Awesome
SCAMP: SCAlable Matrix Profile
Table of Contents
Overview
Documentation
Performance
Python Module
Run Using Docker
Distributed Operation
Reference
Overview
This is a GPU/CPU implementation of the SCAMP algorithm. SCAMP takes a time series as input and computes the matrix profile for a particular window size. You can read more at the Matrix Profile Homepage This is a much improved framework over GPU-STOMP which has the following additional features:
- Tiling for large inputs
- Computation in fp32, mixed fp32/fp64, or fp64 (double is recommended for most datasets, single precision will work for some)
- fp32 version should get good performance on GeForce cards
- AB joins (you can produce the matrix profile from 2 different time series)
- Distributable (we use GCP but other cloud platforms can work) with verified scalability to billions of datapoints
- More types of matrix profiles! KNN, Matrix Summary, Sum, and 1NN without index! See the Docs!
- Extremely Efficient Implementation
- Extensible to adding optimized versions of custom join operations.
- CPU Support (Only enabled for double precision; does not support KNN joins yet)
- Handles NaN input values. The matrix profile will be computed while excluding any subsequence with a NaN value
- Python module: Use SCAMP in Python with pyscamp
- conda-forge integration: Install pyscamp seamlessly with conda.
- Extensive integration testing: SCAMP has thousands of input configurations tested with every PR.
- Automatic benchmarking: Helps ensure performance doesn't slip with future updates.
Why use SCAMP?
- It is faster than other matrix profile libraries. For example, it is 20x to 100x faster than stumpy.
- It is very easy to install using conda and has very few dependencies.
- It handles real data: very large inputs, missing values, and flat regions with little issue.

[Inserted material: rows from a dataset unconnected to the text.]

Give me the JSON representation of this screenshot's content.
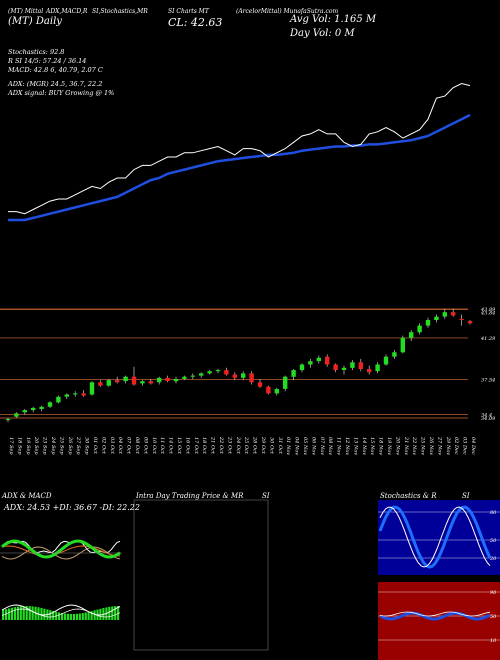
{
  "header": {
    "line1": [
      "(MT) Mittal",
      "ADX,MACD,R",
      "SI,Stochastics,MR",
      "SI Charts MT",
      "(ArcelorMittal) MunafaSutra.com"
    ],
    "line2_left": "(MT) Daily",
    "line2_price": "CL: 42.63",
    "avg_vol": "Avg Vol: 1.165 M",
    "day_vol": "Day Vol: 0   M"
  },
  "indicators": {
    "stochastics": "Stochastics: 92.8",
    "rsi": "R  SI 14/5: 57.24 / 36.14",
    "macd": "MACD: 42.8        6, 40.79, 2.07 C",
    "adx": "ADX:                (MGR) 24.5, 36.7, 22.2",
    "adx_signal": "ADX  signal:                    BUY Growing @ 1%"
  },
  "panels": {
    "adx_title": "ADX  & MACD",
    "adx_values": "ADX: 24.53 +DI: 36.67 -DI: 22.22",
    "intraday_title": "Intra  Day Trading Price  & MR",
    "intraday_suffix": "SI",
    "stoch_title": "Stochastics & R",
    "stoch_suffix": "SI",
    "stoch_levels": [
      "80",
      "50",
      "20"
    ],
    "rsi_levels": [
      "90",
      "50",
      "10"
    ]
  },
  "colors": {
    "background": "#000000",
    "ma_line": "#1f4fe0",
    "price_line": "#ffffff",
    "up_candle": "#22dd22",
    "down_candle": "#ee2222",
    "support_line": "#a0522d",
    "stoch_bg": "#000099",
    "rsi_bg": "#990000"
  },
  "chart_data": {
    "type": "candlestick",
    "dates": [
      "17 Sep",
      "18 Sep",
      "19 Sep",
      "20 Sep",
      "23 Sep",
      "24 Sep",
      "25 Sep",
      "26 Sep",
      "27 Sep",
      "30 Sep",
      "01 Oct",
      "02 Oct",
      "03 Oct",
      "04 Oct",
      "07 Oct",
      "08 Oct",
      "09 Oct",
      "10 Oct",
      "11 Oct",
      "14 Oct",
      "15 Oct",
      "16 Oct",
      "17 Oct",
      "18 Oct",
      "21 Oct",
      "22 Oct",
      "23 Oct",
      "24 Oct",
      "25 Oct",
      "28 Oct",
      "29 Oct",
      "30 Oct",
      "31 Oct",
      "01 Nov",
      "04 Nov",
      "05 Nov",
      "06 Nov",
      "07 Nov",
      "08 Nov",
      "11 Nov",
      "12 Nov",
      "13 Nov",
      "14 Nov",
      "15 Nov",
      "18 Nov",
      "19 Nov",
      "20 Nov",
      "21 Nov",
      "22 Nov",
      "25 Nov",
      "26 Nov",
      "27 Nov",
      "29 Nov",
      "02 Dec",
      "03 Dec",
      "04 Dec"
    ],
    "price_levels": [
      43.89,
      43.84,
      41.29,
      37.54,
      34.4,
      34.09
    ],
    "ohlc": [
      [
        33.9,
        34.1,
        33.7,
        34.0
      ],
      [
        34.2,
        34.6,
        34.1,
        34.5
      ],
      [
        34.6,
        34.9,
        34.4,
        34.8
      ],
      [
        34.8,
        35.1,
        34.6,
        35.0
      ],
      [
        34.9,
        35.2,
        34.7,
        35.1
      ],
      [
        35.1,
        35.6,
        35.0,
        35.5
      ],
      [
        35.5,
        36.1,
        35.4,
        36.0
      ],
      [
        36.0,
        36.3,
        35.8,
        36.2
      ],
      [
        36.2,
        36.5,
        36.0,
        36.3
      ],
      [
        36.3,
        36.6,
        36.0,
        36.1
      ],
      [
        36.2,
        37.4,
        36.1,
        37.3
      ],
      [
        37.3,
        37.5,
        36.9,
        37.0
      ],
      [
        37.0,
        37.6,
        36.9,
        37.5
      ],
      [
        37.5,
        37.8,
        37.2,
        37.3
      ],
      [
        37.4,
        37.9,
        37.2,
        37.8
      ],
      [
        37.8,
        38.7,
        37.0,
        37.1
      ],
      [
        37.2,
        37.5,
        37.0,
        37.4
      ],
      [
        37.4,
        37.6,
        37.1,
        37.2
      ],
      [
        37.3,
        37.8,
        37.1,
        37.7
      ],
      [
        37.7,
        37.9,
        37.3,
        37.4
      ],
      [
        37.4,
        37.8,
        37.2,
        37.6
      ],
      [
        37.6,
        37.9,
        37.5,
        37.8
      ],
      [
        37.8,
        38.1,
        37.6,
        37.9
      ],
      [
        37.9,
        38.2,
        37.7,
        38.1
      ],
      [
        38.1,
        38.4,
        38.0,
        38.3
      ],
      [
        38.3,
        38.5,
        38.1,
        38.4
      ],
      [
        38.4,
        38.6,
        37.9,
        38.0
      ],
      [
        38.0,
        38.2,
        37.5,
        37.7
      ],
      [
        37.7,
        38.3,
        37.5,
        38.1
      ],
      [
        38.1,
        38.3,
        37.1,
        37.3
      ],
      [
        37.3,
        37.6,
        36.8,
        36.9
      ],
      [
        36.9,
        37.0,
        36.2,
        36.3
      ],
      [
        36.3,
        36.8,
        36.1,
        36.7
      ],
      [
        36.7,
        37.9,
        36.5,
        37.8
      ],
      [
        37.8,
        38.5,
        37.5,
        38.4
      ],
      [
        38.4,
        39.0,
        38.2,
        38.9
      ],
      [
        38.9,
        39.4,
        38.6,
        39.2
      ],
      [
        39.2,
        39.7,
        39.0,
        39.5
      ],
      [
        39.6,
        39.8,
        38.7,
        38.9
      ],
      [
        38.9,
        39.0,
        38.2,
        38.4
      ],
      [
        38.4,
        38.8,
        38.0,
        38.6
      ],
      [
        38.6,
        39.3,
        38.4,
        39.1
      ],
      [
        39.1,
        39.4,
        38.3,
        38.5
      ],
      [
        38.5,
        38.8,
        38.0,
        38.2
      ],
      [
        38.3,
        39.1,
        38.1,
        38.9
      ],
      [
        38.9,
        39.8,
        38.8,
        39.6
      ],
      [
        39.6,
        40.2,
        39.4,
        40.0
      ],
      [
        40.0,
        41.5,
        39.9,
        41.3
      ],
      [
        41.3,
        42.0,
        41.0,
        41.8
      ],
      [
        41.8,
        42.6,
        41.6,
        42.4
      ],
      [
        42.4,
        43.1,
        42.2,
        42.9
      ],
      [
        42.9,
        43.4,
        42.7,
        43.2
      ],
      [
        43.2,
        43.9,
        43.0,
        43.6
      ],
      [
        43.6,
        43.9,
        43.2,
        43.3
      ],
      [
        43.0,
        43.4,
        42.4,
        42.9
      ],
      [
        42.8,
        42.9,
        42.5,
        42.6
      ]
    ],
    "close_line": [
      36.4,
      36.4,
      36.3,
      36.5,
      36.7,
      36.9,
      37.0,
      37.0,
      37.2,
      37.4,
      37.6,
      37.5,
      37.8,
      38.0,
      38.0,
      38.4,
      38.6,
      38.6,
      38.8,
      39.0,
      39.0,
      39.2,
      39.2,
      39.3,
      39.4,
      39.5,
      39.3,
      39.1,
      39.4,
      39.4,
      39.3,
      39.0,
      39.2,
      39.4,
      39.7,
      40.0,
      40.1,
      40.3,
      40.1,
      40.1,
      39.7,
      39.5,
      39.6,
      40.1,
      40.2,
      40.4,
      40.2,
      39.9,
      40.1,
      40.3,
      40.8,
      41.8,
      41.9,
      42.3,
      42.5,
      42.4
    ],
    "ma_line": [
      36.0,
      36.0,
      36.0,
      36.1,
      36.2,
      36.3,
      36.4,
      36.5,
      36.6,
      36.7,
      36.8,
      36.9,
      37.0,
      37.1,
      37.3,
      37.5,
      37.7,
      37.9,
      38.0,
      38.2,
      38.3,
      38.4,
      38.5,
      38.6,
      38.7,
      38.8,
      38.85,
      38.9,
      38.95,
      39.0,
      39.05,
      39.1,
      39.1,
      39.15,
      39.2,
      39.3,
      39.35,
      39.4,
      39.45,
      39.5,
      39.5,
      39.55,
      39.55,
      39.6,
      39.6,
      39.65,
      39.7,
      39.75,
      39.8,
      39.9,
      40.0,
      40.2,
      40.4,
      40.6,
      40.8,
      41.0
    ]
  }
}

- It can compute various other types of matrix profiles, including efficiently computing KNN matrix profiles, and matrix summaries (a.k.a. mplots). And can be extended to compute other types of profile efficiently.
Documentation
SCAMP's documentation can be found at readthedocs.
Python module
pyscamp
is available through conda-forge:
# To install pyscamp with cpu/gpu support on Linux and Windows.
conda install -c conda-forge pyscamp-gpu
# To install pyscamp with cpu support only on Windows, Linux, or MacOS.
conda install -c conda-forge pyscamp-cpu
Note that pyscamp-gpu
can be installed and used even if you don't have a GPU, it will simply fall back to using your CPU. However, pyscamp-cpu
is preferrable if you don't have a GPU because it builds with a newer compiler and does not require installing the cudatoolkit
depencency.
If you run into problems using GPUs with pyscamp-gpu
make sure your NVIDIA drivers are up to date. This is the most common cause of issues.
Installing from source
If you want you can build pyscamp from source which will have improved performance. A source distribution for a python3 module using pybind11 is available on pypi.org to install run:
# Python 3 and a c/c++ compiler is required.
# cmake is required (if you don't have it you can pip install cmake)
pip install pyscamp
Once installed you can use SCAMP in Python as follows:
import pyscamp as mp
# Allows checking if pyscamp was built with CUDA and has GPU support.
has_gpu_support = mp.gpu_supported()
# Self join
profile, index = mp.selfjoin(a, sublen)
# AB join using 4 threads, outputting pearson correlation.
profile, index = mp.abjoin(a, b, sublen, pearson=True, threads=4)
More information and the API documentation for pyscamp is available on readthedocs
Run Using Docker
You can run SCAMP via nvidia-docker using the prebuilt image on dockerhub.
In order to expose the host GPUs nvidia-docker must be installed correctly. Please follow the directions provided on the nvidia-docker github page. The following example uses docker 19.03 functionality:
docker pull zpzim/scamp:latest
docker run --gpus all \
--volume /path/to/host/input/data/directory:/data \
--volume /path/to/host/output/directory:/output \
zpzim/scamp:latest /SCAMP/build/SCAMP \
--window=<window_size> --input_a_file_name=/data/<filename> \
--output_a_file_name=/output/<mp_filename> \
--output_a_index_file_name=/output/<mp_index_filename>
Distributed Operation
We have a client/server architecture built using grpc. Tested on GKE but should be possible to get working on Amazon EKS as well.
For more information on how to use the scamp client and server, please take a look at the documentation
Reference
If you use SCAMP in your work, please reference the following paper:
Zimmerman, Zachary, et al. "Matrix Profile XIV: Scaling Time Series Motif Discovery with GPUs to Break a Quintillion Pairwise Comparisons a Day and Beyond." Proceedings of the ACM Symposium on Cloud Computing. 2019.